Once herded into a holding cove and closed in with large nets, the dolphins swam in circles to protect the females and any young able to keep up. The young separated from the group were left to die of starvation or to be eaten by sharks.
The animals were left for one night in the cove so the stress-related hormones leave their bodies, making their meat more tender, and skiffs and longboats arrived at daybreak and herded the dolphins into an adjacent cove. There, a few were taken out to be sold to aquariums.
Then the longboat crews began to kill the dolphins. They cut the throats of the remaining dolphins or stabbed them randomly, a method animal rights activists call barbaric. Experts, including a former hunter, have said random stabbing results in excruciating death that can take as long as six minutes.

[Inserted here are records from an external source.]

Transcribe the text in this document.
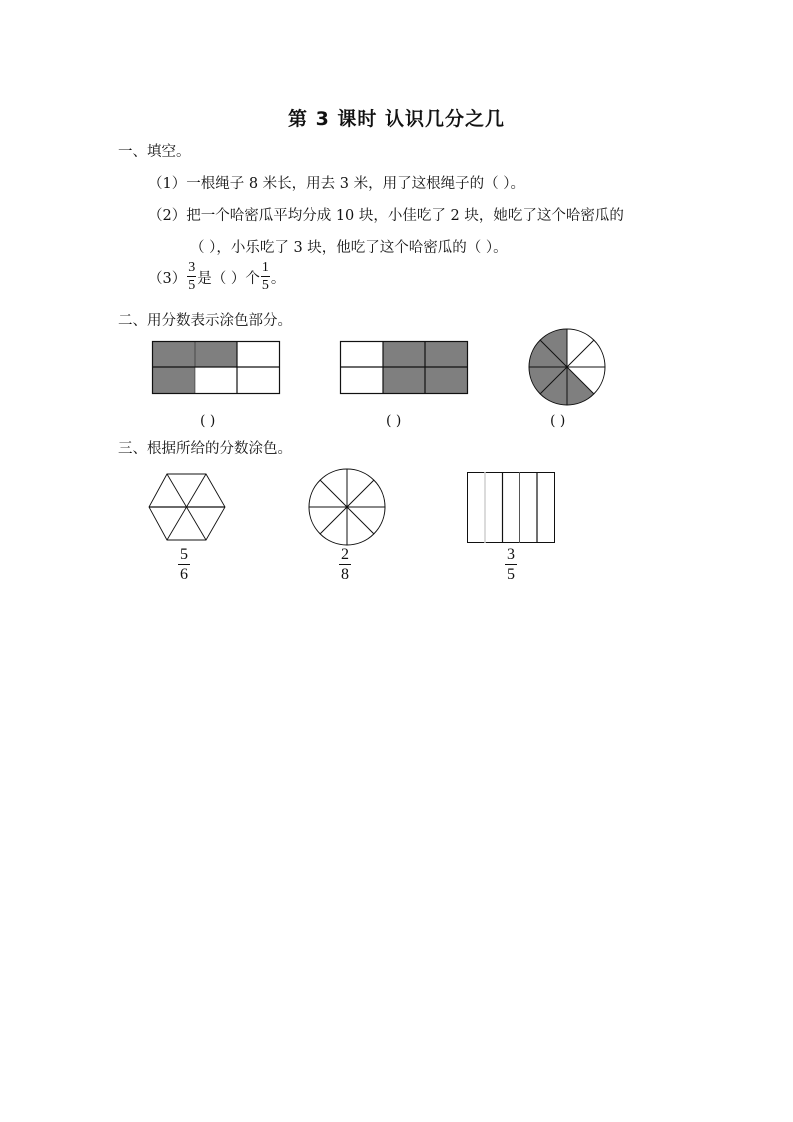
第 3 课时 认识几分之几
一、填空。
（1）一根绳子 8 米长，用去 3 米，用了这根绳子的（ ）。
（2）把一个哈密瓜平均分成 10 块，小佳吃了 2 块，她吃了这个哈密瓜的
（ ），小乐吃了 3 块，他吃了这个哈密瓜的（ ）。
$(3) \frac{3}{5}$ 是（ ）个 $\frac{1}{5}$ 。
二、用分数表示涂色部分。
( )	( )	( )
三、根据所给的分数涂色。
$\frac{5}{6}$	$\frac{2}{8}$	$\frac{3}{5}$
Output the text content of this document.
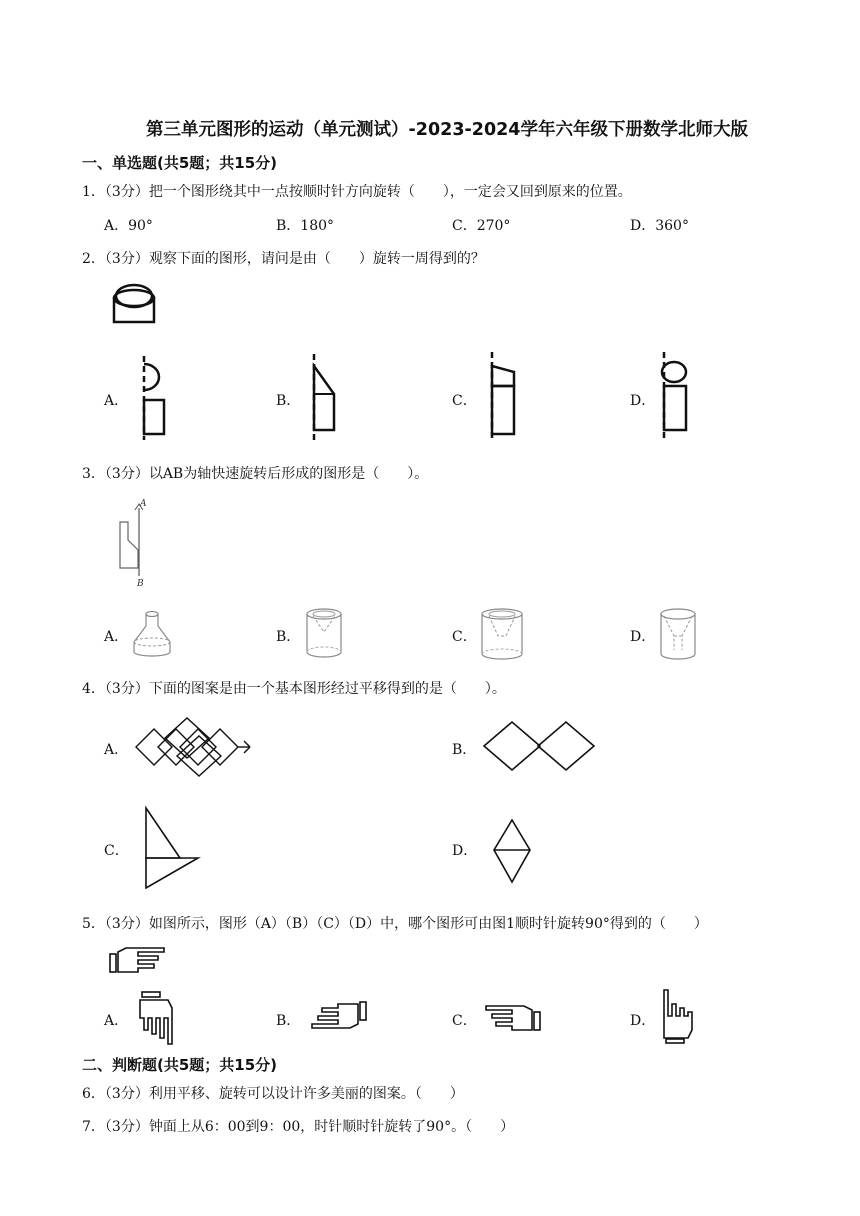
第三单元图形的运动（单元测试）-2023-2024学年六年级下册数学北师大版
一、单选题(共5题；共15分)
1．（3分）把一个图形绕其中一点按顺时针方向旋转（　　），一定会又回到原来的位置。
A．90°	B．180°	C．270°	D．360°
2．（3分）观察下面的图形，请问是由（　　）旋转一周得到的？
A．	B．	C．	D．
3．（3分）以AB为轴快速旋转后形成的图形是（　　）。
A
B
A．	B．	C．	D．
4．（3分）下面的图案是由一个基本图形经过平移得到的是（　　）。
A．	B．
C．	D．
5．（3分）如图所示，图形（A）（B）（C）（D）中，哪个图形可由图1顺时针旋转90°得到的（　　）
A．	B．	C．	D．
二、判断题(共5题；共15分)
6．（3分）利用平移、旋转可以设计许多美丽的图案。（　　）
7．（3分）钟面上从6：00到9：00，时针顺时针旋转了90°。（　　）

On Saturday, 128 bottlenose dolphins and 75 pilot whales were killed, according to Ric O'Barry, a marine mammal expert with One Voice, a French-based activist group.
O'Barry, who once trained dolphins for the 1960s U.S. television series "Flipper," was visibly upset and said so many animals were caught that some of them had to be taken straight to the killing cove because the holding cove was too small.
"This was the most barbaric slaughter I've seen this year," he said.